Onze verdediging tegen 'gangbare' DDoS aanvallen is over het algemeen effectief en deze worden routinematig afgehandeld door daarvoor toegeruste organisaties in Nederland en daarbuiten. Echter, het CSBN jaarbeeld toont aan dat DDoS-aanvallen toch nog steeds tot grootschalige verstoringen kunnen leiden, zoals we dat in 2025 zagen bij ziekenhuizen, de overheid en onderwijsinstellingen. De raad signaleert dat het hierbij vooral om DDoS-aanvallen gaat die complex zijn en waarvan de intensiteit en omvang verder toeneemt. Ook worden aanvallen steeds vaker gecoördineerd vanuit verschillende geografische regio’s of worden verschillende aanvalsmethoden gecombineerd. Tenslotte zijn er gerichte DDoS aanvallen die specifieke applicaties of digitale diensten kunnen verstoren, met mogelijk grote impact.
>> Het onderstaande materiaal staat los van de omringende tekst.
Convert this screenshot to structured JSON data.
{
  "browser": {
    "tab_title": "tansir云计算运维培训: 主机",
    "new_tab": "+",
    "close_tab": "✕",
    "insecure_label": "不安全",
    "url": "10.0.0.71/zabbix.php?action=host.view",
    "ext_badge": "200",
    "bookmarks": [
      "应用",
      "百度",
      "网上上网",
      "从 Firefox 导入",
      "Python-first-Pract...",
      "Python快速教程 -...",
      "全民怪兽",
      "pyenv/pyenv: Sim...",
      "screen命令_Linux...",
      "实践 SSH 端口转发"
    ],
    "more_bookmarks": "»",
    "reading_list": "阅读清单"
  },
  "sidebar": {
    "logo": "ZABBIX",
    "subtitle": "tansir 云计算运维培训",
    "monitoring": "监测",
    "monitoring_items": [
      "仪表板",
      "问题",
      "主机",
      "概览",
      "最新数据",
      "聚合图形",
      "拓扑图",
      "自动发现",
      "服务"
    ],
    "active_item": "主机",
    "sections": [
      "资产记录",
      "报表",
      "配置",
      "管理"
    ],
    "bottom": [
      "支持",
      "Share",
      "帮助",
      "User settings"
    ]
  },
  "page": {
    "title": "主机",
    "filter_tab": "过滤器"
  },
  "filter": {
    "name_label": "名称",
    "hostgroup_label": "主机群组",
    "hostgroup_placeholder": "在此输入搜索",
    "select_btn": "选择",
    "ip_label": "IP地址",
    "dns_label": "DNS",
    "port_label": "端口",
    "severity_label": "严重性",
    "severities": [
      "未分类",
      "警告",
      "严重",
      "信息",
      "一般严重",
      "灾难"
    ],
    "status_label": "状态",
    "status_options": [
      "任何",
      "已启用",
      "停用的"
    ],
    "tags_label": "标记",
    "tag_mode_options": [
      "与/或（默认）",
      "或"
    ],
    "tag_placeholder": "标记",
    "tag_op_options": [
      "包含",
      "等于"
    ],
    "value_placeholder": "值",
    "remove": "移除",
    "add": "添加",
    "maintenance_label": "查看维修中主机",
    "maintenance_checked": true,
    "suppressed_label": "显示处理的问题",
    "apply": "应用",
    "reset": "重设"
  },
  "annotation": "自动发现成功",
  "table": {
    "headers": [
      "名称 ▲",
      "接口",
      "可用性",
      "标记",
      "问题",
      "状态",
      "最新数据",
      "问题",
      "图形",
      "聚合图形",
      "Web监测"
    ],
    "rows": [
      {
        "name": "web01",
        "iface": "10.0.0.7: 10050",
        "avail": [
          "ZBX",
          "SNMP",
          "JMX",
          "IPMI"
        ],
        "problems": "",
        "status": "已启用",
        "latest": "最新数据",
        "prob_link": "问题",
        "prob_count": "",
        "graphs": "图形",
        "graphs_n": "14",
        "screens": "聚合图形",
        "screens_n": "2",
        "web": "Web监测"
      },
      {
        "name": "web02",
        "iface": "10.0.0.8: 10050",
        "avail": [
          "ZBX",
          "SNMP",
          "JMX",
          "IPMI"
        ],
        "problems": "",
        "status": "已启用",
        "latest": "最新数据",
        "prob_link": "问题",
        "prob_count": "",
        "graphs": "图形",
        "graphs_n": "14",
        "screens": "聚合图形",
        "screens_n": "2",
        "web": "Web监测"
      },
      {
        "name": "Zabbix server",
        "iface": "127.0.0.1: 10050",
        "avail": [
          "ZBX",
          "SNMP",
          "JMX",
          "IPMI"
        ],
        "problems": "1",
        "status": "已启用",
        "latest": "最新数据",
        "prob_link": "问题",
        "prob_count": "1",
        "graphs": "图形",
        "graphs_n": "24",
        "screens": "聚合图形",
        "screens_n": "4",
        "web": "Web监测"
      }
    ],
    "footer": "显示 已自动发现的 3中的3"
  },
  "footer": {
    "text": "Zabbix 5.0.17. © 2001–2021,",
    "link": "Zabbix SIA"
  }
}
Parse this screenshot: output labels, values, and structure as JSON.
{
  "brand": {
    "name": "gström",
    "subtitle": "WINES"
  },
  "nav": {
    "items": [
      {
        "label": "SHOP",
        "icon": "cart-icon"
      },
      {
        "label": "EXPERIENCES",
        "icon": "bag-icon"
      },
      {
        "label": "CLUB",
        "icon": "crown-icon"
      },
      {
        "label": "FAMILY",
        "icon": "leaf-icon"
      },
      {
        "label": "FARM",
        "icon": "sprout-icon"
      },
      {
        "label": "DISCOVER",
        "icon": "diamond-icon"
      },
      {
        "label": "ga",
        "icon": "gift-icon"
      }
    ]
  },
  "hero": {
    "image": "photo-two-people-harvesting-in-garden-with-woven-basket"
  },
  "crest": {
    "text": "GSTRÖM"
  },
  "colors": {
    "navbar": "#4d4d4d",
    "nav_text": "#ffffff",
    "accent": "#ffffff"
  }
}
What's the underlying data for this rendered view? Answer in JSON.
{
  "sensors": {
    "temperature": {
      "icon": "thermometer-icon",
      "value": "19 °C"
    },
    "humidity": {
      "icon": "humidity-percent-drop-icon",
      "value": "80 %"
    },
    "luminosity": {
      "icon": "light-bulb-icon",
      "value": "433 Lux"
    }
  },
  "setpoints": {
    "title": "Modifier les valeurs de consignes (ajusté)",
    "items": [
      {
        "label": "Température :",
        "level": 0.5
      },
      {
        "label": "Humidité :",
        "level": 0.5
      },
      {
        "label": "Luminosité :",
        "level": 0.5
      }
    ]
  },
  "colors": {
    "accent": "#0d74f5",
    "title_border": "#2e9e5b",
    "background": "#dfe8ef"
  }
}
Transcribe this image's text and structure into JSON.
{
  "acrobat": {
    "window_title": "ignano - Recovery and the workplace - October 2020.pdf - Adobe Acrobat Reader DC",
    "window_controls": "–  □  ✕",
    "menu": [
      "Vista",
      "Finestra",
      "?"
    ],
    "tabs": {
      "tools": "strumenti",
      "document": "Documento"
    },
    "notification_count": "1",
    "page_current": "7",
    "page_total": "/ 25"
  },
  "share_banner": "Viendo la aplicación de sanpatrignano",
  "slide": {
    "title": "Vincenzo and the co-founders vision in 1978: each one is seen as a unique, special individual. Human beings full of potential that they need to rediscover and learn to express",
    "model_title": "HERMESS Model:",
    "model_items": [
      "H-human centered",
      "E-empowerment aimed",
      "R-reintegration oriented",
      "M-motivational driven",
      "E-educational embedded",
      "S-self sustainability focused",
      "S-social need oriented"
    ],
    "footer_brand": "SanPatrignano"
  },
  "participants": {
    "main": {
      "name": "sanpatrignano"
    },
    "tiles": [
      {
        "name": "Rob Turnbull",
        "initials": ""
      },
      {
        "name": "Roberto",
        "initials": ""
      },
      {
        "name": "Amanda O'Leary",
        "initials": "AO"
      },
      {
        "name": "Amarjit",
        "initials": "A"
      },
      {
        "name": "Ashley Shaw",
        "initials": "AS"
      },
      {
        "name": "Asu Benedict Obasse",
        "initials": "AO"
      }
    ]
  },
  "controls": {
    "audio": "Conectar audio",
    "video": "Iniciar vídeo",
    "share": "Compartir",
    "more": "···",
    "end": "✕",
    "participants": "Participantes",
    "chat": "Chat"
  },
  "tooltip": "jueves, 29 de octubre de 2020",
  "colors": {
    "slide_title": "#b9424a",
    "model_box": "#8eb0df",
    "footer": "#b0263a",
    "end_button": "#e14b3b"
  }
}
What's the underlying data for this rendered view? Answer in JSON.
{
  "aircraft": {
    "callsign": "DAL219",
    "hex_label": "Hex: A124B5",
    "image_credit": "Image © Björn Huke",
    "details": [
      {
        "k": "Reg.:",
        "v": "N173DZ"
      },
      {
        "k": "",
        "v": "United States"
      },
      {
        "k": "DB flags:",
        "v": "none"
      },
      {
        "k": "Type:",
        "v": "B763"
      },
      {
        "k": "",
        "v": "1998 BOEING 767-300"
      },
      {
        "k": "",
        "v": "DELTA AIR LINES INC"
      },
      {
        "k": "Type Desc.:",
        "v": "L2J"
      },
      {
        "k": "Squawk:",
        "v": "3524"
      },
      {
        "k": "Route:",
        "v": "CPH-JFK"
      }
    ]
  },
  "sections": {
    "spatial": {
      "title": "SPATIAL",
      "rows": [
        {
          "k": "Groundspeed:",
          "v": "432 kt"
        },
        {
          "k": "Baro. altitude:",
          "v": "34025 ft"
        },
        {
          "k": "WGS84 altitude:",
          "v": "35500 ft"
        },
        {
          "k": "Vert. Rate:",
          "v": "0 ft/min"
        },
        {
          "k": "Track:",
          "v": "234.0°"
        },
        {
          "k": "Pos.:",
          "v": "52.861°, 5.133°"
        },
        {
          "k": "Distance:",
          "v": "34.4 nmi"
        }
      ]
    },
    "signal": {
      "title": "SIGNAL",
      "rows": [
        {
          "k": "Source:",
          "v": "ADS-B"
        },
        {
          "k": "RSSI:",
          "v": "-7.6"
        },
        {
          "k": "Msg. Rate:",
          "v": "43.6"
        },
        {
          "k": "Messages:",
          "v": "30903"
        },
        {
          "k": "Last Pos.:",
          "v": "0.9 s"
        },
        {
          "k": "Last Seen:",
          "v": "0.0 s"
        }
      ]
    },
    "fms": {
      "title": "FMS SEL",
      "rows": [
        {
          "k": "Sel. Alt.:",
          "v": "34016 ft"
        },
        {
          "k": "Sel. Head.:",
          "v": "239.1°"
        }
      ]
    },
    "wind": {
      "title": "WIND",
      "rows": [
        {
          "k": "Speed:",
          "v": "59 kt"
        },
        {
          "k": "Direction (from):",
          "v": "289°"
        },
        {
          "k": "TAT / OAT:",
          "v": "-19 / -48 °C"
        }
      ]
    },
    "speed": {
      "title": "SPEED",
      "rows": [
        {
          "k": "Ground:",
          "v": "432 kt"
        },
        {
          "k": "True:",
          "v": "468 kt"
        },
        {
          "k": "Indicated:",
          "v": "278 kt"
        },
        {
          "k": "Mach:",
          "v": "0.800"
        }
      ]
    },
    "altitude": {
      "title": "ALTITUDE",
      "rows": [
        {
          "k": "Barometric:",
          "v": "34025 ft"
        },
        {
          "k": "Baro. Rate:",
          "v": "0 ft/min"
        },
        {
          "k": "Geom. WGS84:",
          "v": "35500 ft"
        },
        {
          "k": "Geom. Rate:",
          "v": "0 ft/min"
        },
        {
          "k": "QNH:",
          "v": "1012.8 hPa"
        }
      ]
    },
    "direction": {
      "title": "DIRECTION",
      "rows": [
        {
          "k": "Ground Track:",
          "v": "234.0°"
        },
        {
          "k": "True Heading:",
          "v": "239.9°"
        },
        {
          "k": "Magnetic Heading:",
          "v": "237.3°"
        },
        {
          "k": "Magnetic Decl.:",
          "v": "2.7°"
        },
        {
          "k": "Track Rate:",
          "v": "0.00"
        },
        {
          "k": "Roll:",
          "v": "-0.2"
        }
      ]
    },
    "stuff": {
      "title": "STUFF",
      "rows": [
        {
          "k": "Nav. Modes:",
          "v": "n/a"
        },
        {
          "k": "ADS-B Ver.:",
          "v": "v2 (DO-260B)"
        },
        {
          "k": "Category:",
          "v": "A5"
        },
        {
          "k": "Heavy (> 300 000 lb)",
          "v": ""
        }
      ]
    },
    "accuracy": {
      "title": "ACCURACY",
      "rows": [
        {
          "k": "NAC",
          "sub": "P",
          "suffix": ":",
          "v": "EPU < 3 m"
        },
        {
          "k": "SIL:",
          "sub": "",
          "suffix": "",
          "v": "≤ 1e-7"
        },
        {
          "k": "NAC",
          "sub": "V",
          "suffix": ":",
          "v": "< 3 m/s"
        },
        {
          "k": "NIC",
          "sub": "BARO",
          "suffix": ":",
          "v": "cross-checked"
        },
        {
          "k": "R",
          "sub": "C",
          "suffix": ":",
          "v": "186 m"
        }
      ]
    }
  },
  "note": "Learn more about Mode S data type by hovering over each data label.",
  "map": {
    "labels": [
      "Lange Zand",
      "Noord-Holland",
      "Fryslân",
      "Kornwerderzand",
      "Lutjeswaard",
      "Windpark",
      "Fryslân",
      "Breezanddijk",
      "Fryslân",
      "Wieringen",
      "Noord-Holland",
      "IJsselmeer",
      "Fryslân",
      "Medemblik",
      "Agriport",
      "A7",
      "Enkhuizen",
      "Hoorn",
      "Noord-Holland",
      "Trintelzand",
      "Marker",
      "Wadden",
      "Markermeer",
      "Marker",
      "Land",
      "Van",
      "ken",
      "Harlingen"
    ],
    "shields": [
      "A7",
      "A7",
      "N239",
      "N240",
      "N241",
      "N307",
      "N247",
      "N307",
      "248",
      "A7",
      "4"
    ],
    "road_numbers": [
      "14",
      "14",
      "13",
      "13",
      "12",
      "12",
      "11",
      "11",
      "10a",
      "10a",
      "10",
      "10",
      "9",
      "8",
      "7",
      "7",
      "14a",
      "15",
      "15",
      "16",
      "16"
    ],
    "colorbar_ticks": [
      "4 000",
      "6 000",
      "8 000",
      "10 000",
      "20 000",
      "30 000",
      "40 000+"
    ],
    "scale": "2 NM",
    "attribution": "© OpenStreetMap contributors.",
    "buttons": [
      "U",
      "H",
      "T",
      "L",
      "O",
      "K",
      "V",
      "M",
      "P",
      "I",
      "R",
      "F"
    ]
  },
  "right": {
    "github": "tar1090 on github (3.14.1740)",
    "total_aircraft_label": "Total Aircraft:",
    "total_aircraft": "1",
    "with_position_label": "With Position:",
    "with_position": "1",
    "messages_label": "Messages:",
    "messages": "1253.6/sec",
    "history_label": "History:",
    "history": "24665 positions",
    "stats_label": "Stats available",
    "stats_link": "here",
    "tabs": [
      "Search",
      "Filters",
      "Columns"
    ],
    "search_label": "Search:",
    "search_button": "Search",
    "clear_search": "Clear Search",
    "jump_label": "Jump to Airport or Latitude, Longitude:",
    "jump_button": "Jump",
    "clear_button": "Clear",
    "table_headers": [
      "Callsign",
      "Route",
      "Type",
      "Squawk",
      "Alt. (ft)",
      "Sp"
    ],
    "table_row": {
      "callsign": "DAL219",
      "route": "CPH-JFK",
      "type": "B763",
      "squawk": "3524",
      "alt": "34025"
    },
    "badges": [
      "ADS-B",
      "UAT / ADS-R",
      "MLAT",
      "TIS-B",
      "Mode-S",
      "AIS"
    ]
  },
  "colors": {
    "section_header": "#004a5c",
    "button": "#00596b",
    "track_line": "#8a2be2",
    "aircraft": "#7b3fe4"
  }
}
Dit was bijvoorbeeld recent bij mobiele banking apps waar te nemen.

Gezien bovenstaande ontwikkelingen vindt de raad het essentieel dat Internet Service Providers (ISP’s) en vitale dienstenaanbieders afstemmen welke mate van DDoS-bescherming ze collectief nodig hebben. De raad roept daarom op tot een blijvende, actieve bijdrage van partijen aan de bestaande Nederlandse Anti-DDoS Coalitie waarin publieke, private en wetenschappelijke partijen samenwerken. Het betreft onder andere het opbouwen van een vertrouwensrelatie tussen experts voor het snel kunnen schakelen bij calamiteiten, het ontwikkelen van gezamenlijke strategieën om op nieuwe aanvalsmethoden te anticiperen en het delen van relevante dreigingsinformatie.